16 Studies Provide 16 Treatment Recommendations for OCD

Sixteen studies were deemed acceptable in quality and design to be included in a systematic review of osteochondritis dissecans (OCD) of the knee. The review was conducted by a panel of pediatric orthopedic surgeons from all over the United States.

Out of these 16 studies comes 16 recommendations called clinical practice guidelines (CPGs) for the treatment of osteochondritis of the knee in children.

Osteochondritis dissecans (OCD) is a problem in the cartilage of the knee that affects the end of the femur (big bone of the thigh). The problem occurs where the cartilage of the knee attaches to the bone underneath.

The area of bone just under the cartilage surface is injured, leading to damage to the blood vessels of the bone. Without blood flow, the area of damaged bone actually dies. A joint surface damaged by OCD doesn't heal naturally.

Even with surgery, OCD usually leads to future joint problems, including degenerative arthritis and osteoarthritis. That's why proper treatment (based on evidence of what works and what doesn't) is so important.

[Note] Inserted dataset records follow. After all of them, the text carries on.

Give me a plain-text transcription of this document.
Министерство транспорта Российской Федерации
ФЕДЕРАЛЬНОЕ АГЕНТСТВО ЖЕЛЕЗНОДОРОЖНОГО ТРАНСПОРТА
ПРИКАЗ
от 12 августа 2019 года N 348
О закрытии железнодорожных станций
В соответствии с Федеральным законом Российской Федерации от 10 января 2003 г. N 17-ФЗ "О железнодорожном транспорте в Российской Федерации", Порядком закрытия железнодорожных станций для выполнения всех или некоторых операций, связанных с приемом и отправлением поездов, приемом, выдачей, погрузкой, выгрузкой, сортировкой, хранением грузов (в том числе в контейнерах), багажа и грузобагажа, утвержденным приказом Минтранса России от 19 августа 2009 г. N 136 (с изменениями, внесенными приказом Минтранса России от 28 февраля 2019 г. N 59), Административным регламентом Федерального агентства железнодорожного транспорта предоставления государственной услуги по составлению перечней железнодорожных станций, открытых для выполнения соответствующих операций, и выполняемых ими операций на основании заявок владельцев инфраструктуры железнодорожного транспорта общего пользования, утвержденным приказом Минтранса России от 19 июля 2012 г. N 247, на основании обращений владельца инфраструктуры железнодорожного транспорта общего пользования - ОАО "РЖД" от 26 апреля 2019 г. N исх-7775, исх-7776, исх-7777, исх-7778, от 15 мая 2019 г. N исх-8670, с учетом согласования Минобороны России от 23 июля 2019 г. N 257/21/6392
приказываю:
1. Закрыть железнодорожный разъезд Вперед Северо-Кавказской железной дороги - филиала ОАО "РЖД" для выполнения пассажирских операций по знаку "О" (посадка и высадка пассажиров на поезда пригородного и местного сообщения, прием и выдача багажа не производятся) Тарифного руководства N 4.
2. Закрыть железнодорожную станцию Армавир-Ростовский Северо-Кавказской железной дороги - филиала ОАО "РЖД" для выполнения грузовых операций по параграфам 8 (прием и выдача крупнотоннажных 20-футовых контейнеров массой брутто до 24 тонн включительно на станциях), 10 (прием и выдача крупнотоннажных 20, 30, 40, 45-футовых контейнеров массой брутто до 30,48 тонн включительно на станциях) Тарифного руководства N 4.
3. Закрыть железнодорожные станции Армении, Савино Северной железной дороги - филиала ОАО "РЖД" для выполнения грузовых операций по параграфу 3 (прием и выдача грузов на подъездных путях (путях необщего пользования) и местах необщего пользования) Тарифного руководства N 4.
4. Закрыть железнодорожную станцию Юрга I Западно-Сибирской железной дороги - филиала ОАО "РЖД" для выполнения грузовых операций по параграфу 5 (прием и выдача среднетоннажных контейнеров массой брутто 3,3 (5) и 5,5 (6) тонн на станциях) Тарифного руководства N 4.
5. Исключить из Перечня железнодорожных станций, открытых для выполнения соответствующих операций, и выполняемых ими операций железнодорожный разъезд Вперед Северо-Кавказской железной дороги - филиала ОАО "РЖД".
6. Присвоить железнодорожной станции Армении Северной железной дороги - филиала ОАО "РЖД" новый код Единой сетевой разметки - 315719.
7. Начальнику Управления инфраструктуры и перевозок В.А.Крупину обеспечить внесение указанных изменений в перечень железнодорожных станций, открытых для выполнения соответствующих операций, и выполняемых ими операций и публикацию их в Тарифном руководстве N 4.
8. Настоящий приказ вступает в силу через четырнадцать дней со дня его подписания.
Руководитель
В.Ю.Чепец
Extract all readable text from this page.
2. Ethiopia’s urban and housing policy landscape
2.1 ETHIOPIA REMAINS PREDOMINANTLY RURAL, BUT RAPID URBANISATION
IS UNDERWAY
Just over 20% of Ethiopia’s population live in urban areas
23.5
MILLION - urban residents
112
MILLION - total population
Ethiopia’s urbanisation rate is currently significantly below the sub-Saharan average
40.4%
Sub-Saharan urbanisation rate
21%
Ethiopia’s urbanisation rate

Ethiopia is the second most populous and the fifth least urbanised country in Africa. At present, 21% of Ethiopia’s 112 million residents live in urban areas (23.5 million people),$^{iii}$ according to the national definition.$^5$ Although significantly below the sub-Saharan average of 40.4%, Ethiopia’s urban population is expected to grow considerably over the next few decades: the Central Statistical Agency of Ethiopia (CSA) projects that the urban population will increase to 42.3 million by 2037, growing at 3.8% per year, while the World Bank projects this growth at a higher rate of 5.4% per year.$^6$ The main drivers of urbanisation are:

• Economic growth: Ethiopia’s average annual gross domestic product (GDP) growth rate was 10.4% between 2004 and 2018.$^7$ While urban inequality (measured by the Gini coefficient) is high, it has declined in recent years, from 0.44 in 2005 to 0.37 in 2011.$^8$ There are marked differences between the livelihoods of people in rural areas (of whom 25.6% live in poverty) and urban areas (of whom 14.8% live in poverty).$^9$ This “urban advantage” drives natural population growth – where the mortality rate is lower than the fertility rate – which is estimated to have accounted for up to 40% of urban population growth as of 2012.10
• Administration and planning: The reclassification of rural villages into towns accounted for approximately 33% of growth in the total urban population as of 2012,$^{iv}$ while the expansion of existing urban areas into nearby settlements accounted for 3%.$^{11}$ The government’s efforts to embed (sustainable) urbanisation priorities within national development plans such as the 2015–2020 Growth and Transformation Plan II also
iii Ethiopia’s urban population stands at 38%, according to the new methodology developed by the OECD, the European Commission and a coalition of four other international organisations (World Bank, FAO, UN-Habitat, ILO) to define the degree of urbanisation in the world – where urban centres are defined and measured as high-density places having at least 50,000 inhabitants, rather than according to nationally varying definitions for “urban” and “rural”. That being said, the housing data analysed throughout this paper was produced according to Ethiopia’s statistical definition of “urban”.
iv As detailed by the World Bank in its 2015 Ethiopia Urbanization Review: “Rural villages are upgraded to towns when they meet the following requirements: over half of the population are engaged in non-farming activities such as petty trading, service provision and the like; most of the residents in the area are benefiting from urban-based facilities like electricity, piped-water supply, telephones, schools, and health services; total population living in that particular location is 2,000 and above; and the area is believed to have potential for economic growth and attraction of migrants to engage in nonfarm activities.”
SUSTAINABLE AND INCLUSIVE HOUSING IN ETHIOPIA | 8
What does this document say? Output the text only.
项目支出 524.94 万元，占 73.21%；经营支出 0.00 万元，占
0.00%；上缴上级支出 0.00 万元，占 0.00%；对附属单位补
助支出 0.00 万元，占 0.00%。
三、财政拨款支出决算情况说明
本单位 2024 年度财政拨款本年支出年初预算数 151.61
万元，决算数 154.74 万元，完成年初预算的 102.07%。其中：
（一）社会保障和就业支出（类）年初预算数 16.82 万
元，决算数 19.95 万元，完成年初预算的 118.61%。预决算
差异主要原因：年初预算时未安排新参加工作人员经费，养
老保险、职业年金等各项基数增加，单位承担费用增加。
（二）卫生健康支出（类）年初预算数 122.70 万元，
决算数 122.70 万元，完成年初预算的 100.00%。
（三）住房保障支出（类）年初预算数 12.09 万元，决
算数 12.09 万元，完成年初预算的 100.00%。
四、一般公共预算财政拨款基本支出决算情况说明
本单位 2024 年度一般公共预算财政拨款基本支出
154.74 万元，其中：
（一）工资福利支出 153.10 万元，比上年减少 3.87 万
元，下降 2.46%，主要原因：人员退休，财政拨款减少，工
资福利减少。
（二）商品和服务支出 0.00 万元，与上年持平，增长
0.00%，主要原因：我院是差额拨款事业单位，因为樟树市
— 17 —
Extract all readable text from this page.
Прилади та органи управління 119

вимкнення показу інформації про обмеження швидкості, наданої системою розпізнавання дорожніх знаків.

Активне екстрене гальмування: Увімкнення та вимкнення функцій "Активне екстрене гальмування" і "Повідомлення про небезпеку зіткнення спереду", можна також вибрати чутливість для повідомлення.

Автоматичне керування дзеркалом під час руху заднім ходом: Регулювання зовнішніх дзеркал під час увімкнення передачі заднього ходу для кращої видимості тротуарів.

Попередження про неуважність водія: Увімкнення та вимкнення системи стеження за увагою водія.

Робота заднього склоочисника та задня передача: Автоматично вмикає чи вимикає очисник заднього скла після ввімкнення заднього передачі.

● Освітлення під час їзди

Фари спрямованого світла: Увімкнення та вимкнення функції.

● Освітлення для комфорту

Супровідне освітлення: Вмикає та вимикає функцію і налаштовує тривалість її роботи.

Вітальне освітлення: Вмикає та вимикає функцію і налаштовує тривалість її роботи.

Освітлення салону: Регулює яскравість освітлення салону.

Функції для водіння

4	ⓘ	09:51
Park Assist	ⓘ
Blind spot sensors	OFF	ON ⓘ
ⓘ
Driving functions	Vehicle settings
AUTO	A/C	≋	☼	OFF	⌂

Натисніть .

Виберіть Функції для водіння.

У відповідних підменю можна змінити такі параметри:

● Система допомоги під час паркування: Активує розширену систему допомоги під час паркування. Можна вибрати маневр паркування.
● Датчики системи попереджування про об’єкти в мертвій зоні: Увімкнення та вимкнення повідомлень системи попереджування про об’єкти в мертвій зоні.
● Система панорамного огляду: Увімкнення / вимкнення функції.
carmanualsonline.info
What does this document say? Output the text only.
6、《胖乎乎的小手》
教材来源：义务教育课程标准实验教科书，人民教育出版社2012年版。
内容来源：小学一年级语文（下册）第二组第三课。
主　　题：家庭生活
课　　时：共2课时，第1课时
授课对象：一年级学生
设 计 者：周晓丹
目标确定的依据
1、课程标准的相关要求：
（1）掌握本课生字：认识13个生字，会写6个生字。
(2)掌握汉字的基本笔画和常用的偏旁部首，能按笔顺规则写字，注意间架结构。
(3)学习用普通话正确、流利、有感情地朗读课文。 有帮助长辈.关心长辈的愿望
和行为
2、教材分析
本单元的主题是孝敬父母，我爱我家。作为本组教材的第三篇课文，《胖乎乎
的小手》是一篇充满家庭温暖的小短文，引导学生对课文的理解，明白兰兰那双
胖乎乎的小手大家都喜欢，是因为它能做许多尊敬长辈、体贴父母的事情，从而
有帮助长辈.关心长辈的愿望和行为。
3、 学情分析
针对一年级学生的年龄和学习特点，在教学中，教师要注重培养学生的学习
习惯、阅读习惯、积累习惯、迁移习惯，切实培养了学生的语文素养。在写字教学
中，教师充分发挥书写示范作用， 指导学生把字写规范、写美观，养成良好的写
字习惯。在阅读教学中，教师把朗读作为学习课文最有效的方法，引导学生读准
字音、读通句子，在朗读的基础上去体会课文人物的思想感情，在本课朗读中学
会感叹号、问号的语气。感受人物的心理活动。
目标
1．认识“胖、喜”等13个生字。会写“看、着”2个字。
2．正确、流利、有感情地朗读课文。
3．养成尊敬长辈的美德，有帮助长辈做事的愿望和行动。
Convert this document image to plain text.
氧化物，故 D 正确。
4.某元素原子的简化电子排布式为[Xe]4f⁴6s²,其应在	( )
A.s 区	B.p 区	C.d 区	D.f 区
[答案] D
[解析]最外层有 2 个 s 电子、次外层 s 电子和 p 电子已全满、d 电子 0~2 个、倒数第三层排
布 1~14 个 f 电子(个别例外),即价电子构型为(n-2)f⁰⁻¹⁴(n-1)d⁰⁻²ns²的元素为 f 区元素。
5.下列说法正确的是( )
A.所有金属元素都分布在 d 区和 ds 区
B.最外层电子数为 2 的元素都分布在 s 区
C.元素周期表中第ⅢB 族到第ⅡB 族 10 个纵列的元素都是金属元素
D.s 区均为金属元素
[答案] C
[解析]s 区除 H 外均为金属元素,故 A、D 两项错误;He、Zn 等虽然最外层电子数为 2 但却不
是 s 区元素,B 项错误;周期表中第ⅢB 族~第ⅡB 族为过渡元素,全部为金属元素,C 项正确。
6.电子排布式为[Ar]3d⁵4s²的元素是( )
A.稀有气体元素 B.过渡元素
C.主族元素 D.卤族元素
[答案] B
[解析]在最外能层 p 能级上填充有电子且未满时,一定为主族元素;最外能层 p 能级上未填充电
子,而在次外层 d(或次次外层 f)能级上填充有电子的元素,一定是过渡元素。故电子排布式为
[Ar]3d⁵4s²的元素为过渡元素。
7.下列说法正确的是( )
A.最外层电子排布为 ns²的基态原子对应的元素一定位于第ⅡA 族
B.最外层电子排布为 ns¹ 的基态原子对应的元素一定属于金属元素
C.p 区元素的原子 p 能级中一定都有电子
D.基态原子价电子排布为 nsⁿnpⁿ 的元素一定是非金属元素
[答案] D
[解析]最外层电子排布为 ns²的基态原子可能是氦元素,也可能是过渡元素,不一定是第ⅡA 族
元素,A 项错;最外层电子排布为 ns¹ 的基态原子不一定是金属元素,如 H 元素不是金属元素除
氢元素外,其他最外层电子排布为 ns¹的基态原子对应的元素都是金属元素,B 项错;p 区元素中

But as this report shows, what we don't know about the treatment of OCD far outweighs what we do know. Most of the recommendations made by this group were graded as inconclusive -- meaning there's not enough evidence to say for sure. Based on clinical experience combined with data from the studies collected, the panel was able to agree (consensus) on four recommendations.

We'll start with those four consensus recommendations and then fill you in on what the group had to say about future directions in research. The way the authors reported their consensus recommendations was to say, "In the absence of reliable evidence, it is the opinion of the work group that..."

Surgery should be offered to children with unstable or displaced osteochondritis dissecans (OCD) lesions that can be salvaged (saved).
Likewise, the same treatment recommendation can be made for those patients who have the same condition (unstable or displaced OCD) but who have reached skeletal maturity (bone is no longer growing).
For those patients who do receive treatment for OCD but who don't get better (pain persists), follow-up is recommended. The surgeon should complete a history, physical examination, and order imaging studies (X-rays, MRIs) to see what kind of healing response is present.
Physiotherapy is advised after surgery for OCD.
Some of the advice routinely given patients with OCD will probably still be included in patient education -- at least until more conclusive evidence is found to support or negate these recommendations. For example, patients are advised to modify their activities and lose weight if they are overweight. The idea behind these guidelines is to help prevent osteoarthritis.

As to the specific type of cartilage repair to perform for unstable or displaced but still salvageable OCD lesions...well, that's an area of great debate and controversy. There are many different surgical techniques currently available but no consensus as to which one works best.

Likewise, when it comes to nonsurgical treatment of OCD, there simply isn't enough evidence to support one approach over another. Splinting, bracing, electrical stimulation of the bone, and activity restriction may be prescribed but the effectiveness of any of these techniques is unknown. This is true for both those individuals who are still growing (skeletally immature) and those who have reached full bone maturity.

With so many unknowns and so few really evidence-based clinical practice guidelines, where do we go from here? The authors' strongest recommendations are for future studies to help clear up some of the confusion.

First of all, we need studies that use different surgical techniques but measure the same things (outcomes) in the same way over the same period of time (follow-up). There is a need to find reliable predictive factors.

These are patient characteristics that help predict when treatment will be successful (or fail). These types of predictive values are needed for four groups: patients who are skeletally mature, patients who are skeletally immature, patients treated conservatively (without surgery), and patients who are treated with surgery.

When you add the fact that there are many different types of cartilage repair procedures and then look at all the ways these various factors can be combined, you see how complex the problem is of finding conclusive evidence. And that doesn't begin to evaluate post-operative care.

The authors conclude by suggesting that the best way to continue future research is to conduct multicenter studies. Surgeons at a number of different children's hospitals should work together to combine patient data to form larger sample sizes. If everyone gathers the same information then it is more likely that reliable results can be obtained.

Reference: Henry G. Chambers, MD, et al. Diagnosis and Treatment of Osteochondritis Dissecans. In Journal of the American Orthopaedic Surgeons. May 2011. Vol. 19. No. 5. Pp. 297-305.